E acima de tudo, é preciso que haja amor ao próximo e disposição de doar seu tempo.

A qualidade de um serviço de passes, na Casa Espírita, então, não depende das regras adotadas e sim da qualidade dos pensamentos que prevalecem naqueles que se dedicam a essa tarefa.

Se, por exemplo, um médico ficar se condoendo com a dor do seu paciente e perturbar-se por isso; se viver preocupado se está totalmente sadio ou se comeu o que a regra manda; se ficar inseguro porque passou nervoso no trânsito ou dormiu menos nessa noite, com certeza cairá, e muito, a qualidade de seu atendimento, cirurgia ou diagnóstico.
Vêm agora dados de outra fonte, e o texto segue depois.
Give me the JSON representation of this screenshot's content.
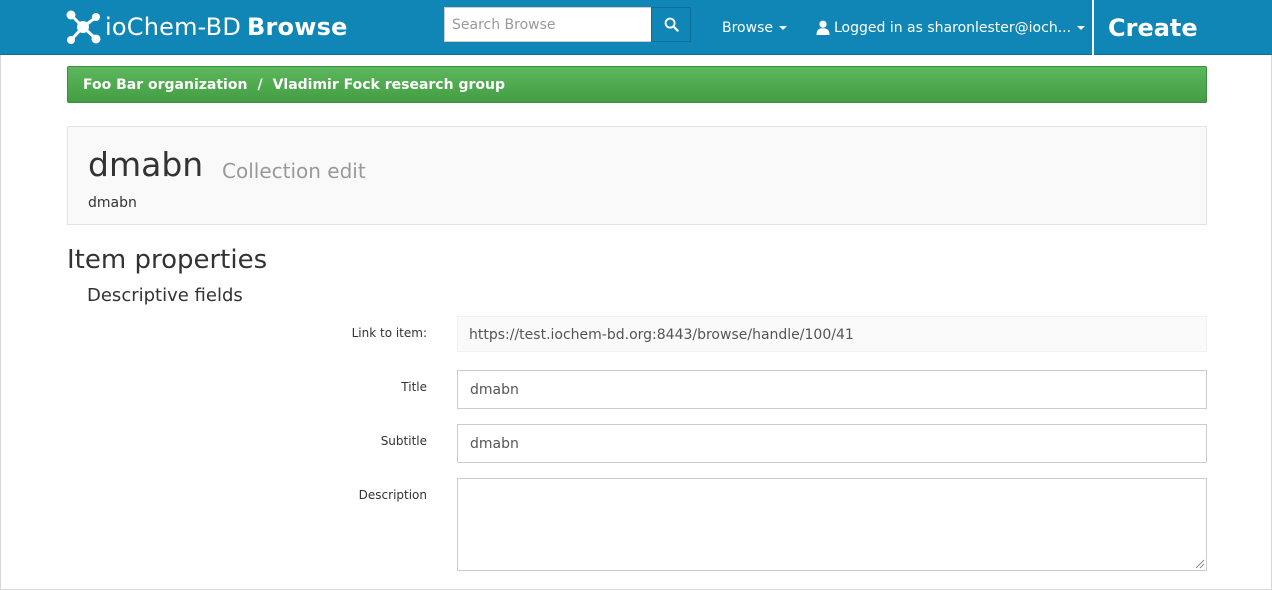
{
  "navbar": {
    "brand_name": "ioChem-BD",
    "brand_section": "Browse",
    "search_placeholder": "Search Browse",
    "browse_menu_label": "Browse",
    "user_menu_label": "Logged in as sharonlester@ioch...",
    "create_label": "Create",
    "bg_color": "#0f86b5"
  },
  "breadcrumb": {
    "items": [
      "Foo Bar organization",
      "Vladimir Fock research group"
    ],
    "separator": "/",
    "bg_color": "#5cb85c"
  },
  "header": {
    "title": "dmabn",
    "subtitle": "Collection edit",
    "description": "dmabn"
  },
  "main": {
    "section_title": "Item properties",
    "subsection_title": "Descriptive fields",
    "fields": {
      "link_label": "Link to item:",
      "link_value": "https://test.iochem-bd.org:8443/browse/handle/100/41",
      "title_label": "Title",
      "title_value": "dmabn",
      "subtitle_label": "Subtitle",
      "subtitle_value": "dmabn",
      "description_label": "Description",
      "description_value": ""
    }
  }
}
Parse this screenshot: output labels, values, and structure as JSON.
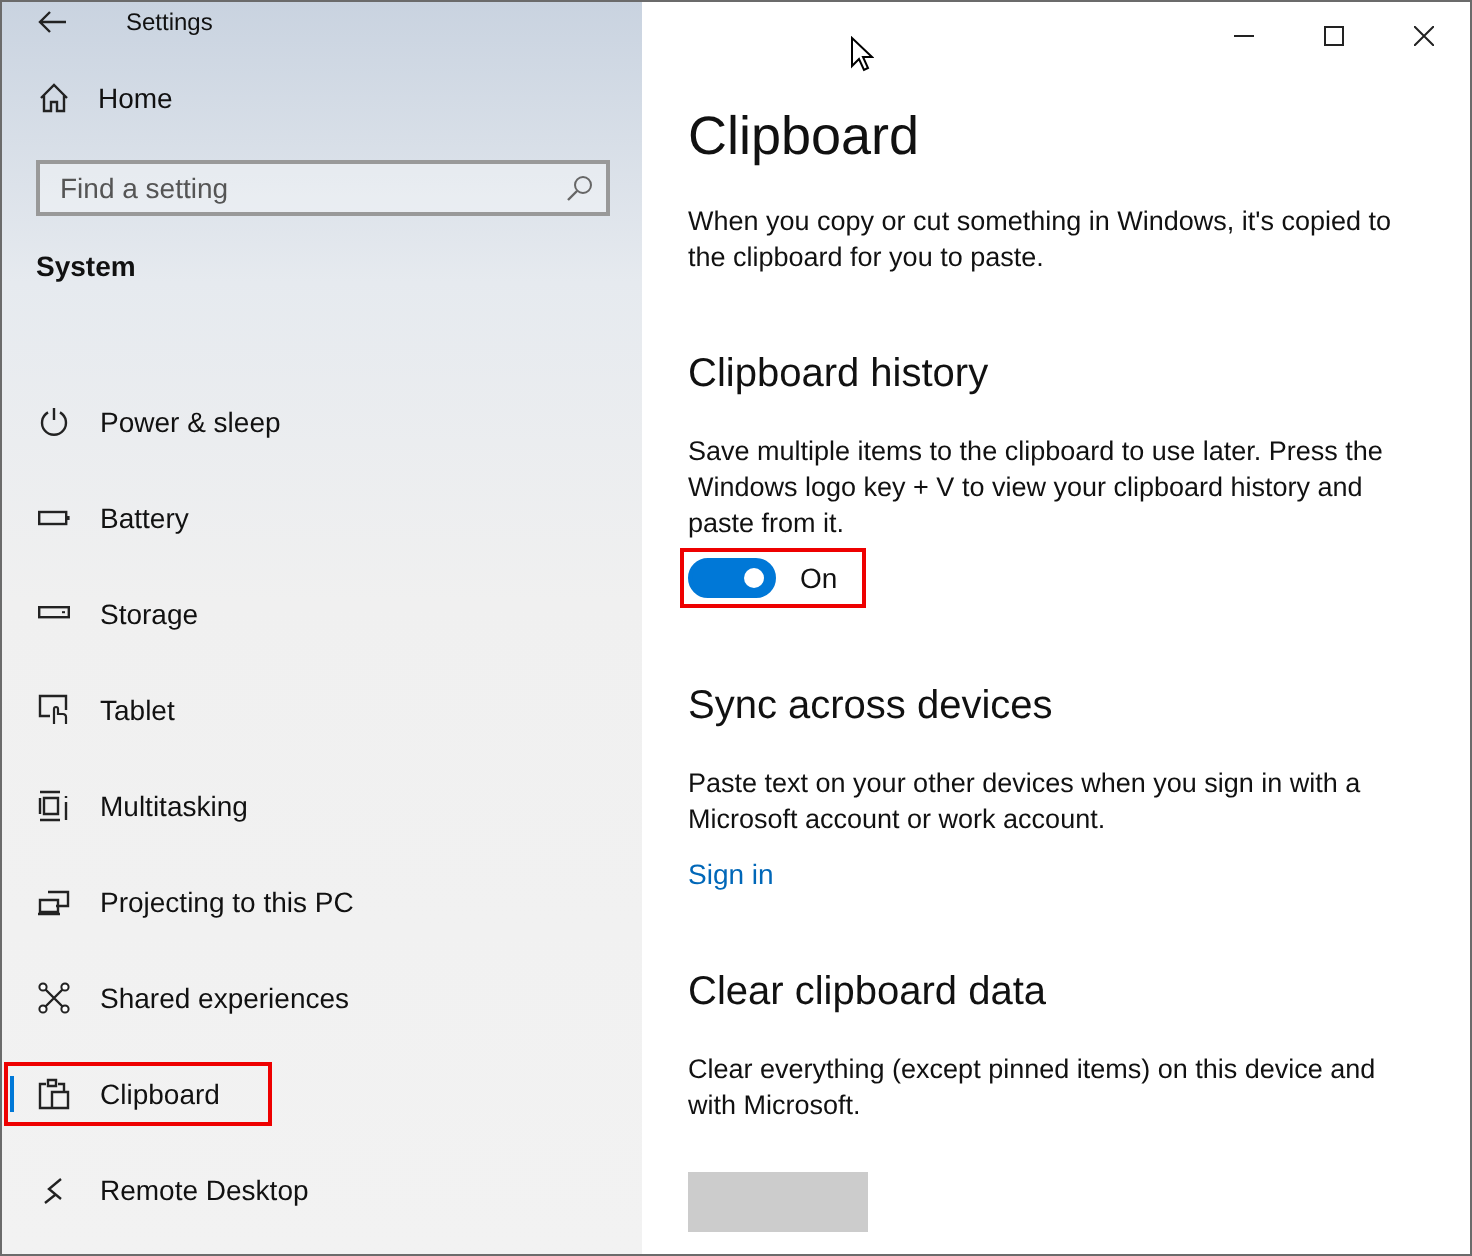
{
  "window": {
    "title": "Settings"
  },
  "sidebar": {
    "home": "Home",
    "search": {
      "placeholder": "Find a setting"
    },
    "section": "System",
    "items": [
      {
        "label": "Power & sleep",
        "kind": "power",
        "selected": false,
        "highlighted": false
      },
      {
        "label": "Battery",
        "kind": "battery",
        "selected": false,
        "highlighted": false
      },
      {
        "label": "Storage",
        "kind": "storage",
        "selected": false,
        "highlighted": false
      },
      {
        "label": "Tablet",
        "kind": "tablet",
        "selected": false,
        "highlighted": false
      },
      {
        "label": "Multitasking",
        "kind": "multitask",
        "selected": false,
        "highlighted": false
      },
      {
        "label": "Projecting to this PC",
        "kind": "project",
        "selected": false,
        "highlighted": false
      },
      {
        "label": "Shared experiences",
        "kind": "shared",
        "selected": false,
        "highlighted": false
      },
      {
        "label": "Clipboard",
        "kind": "clipboard",
        "selected": true,
        "highlighted": true
      },
      {
        "label": "Remote Desktop",
        "kind": "remote",
        "selected": false,
        "highlighted": false
      }
    ]
  },
  "content": {
    "title": "Clipboard",
    "intro": "When you copy or cut something in Windows, it's copied to the clipboard for you to paste.",
    "sections": [
      {
        "kind": "toggle",
        "heading": "Clipboard history",
        "text": "Save multiple items to the clipboard to use later. Press the Windows logo key + V to view your clipboard history and paste from it.",
        "on": true,
        "state_label": "On",
        "highlighted": true
      },
      {
        "kind": "link",
        "heading": "Sync across devices",
        "text": "Paste text on your other devices when you sign in with a Microsoft account or work account.",
        "link": "Sign in"
      },
      {
        "kind": "button",
        "heading": "Clear clipboard data",
        "text": "Clear everything (except pinned items) on this device and with Microsoft."
      }
    ]
  }
}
Lógico que há circunstâncias emocionais, doenças pessoais ou perturbações espirituais que pedem a suspensão da atividade de um médico, assim como a de um doador de energias pelo passe.

O que mais tem mitificado e atrapalhado esse hábito saudável de curar, é a banalização do passe, ou seja, sua utilização sem fins de cura, bem como as regras esdrúxulas e limitadoras que lhe são impostas.

O amor de uma criança por seu animalzinho, dá-lhe o passe que precisa, se não está bem de saúde; o cuidado de uma pessoa com suas plantas, dá-lhes o passe que precisam, se estão debilitadas; o tipo de pensamentos que cultivamos qualifica, ou desqualifica, as energias que doamos. Basta observar com atenção.

A natural bondade do coração, a mente limpa e a sabedoria de não “pegar” o que é do outro… precisamos mais que isso para transmitir bons fluidos pelo passe?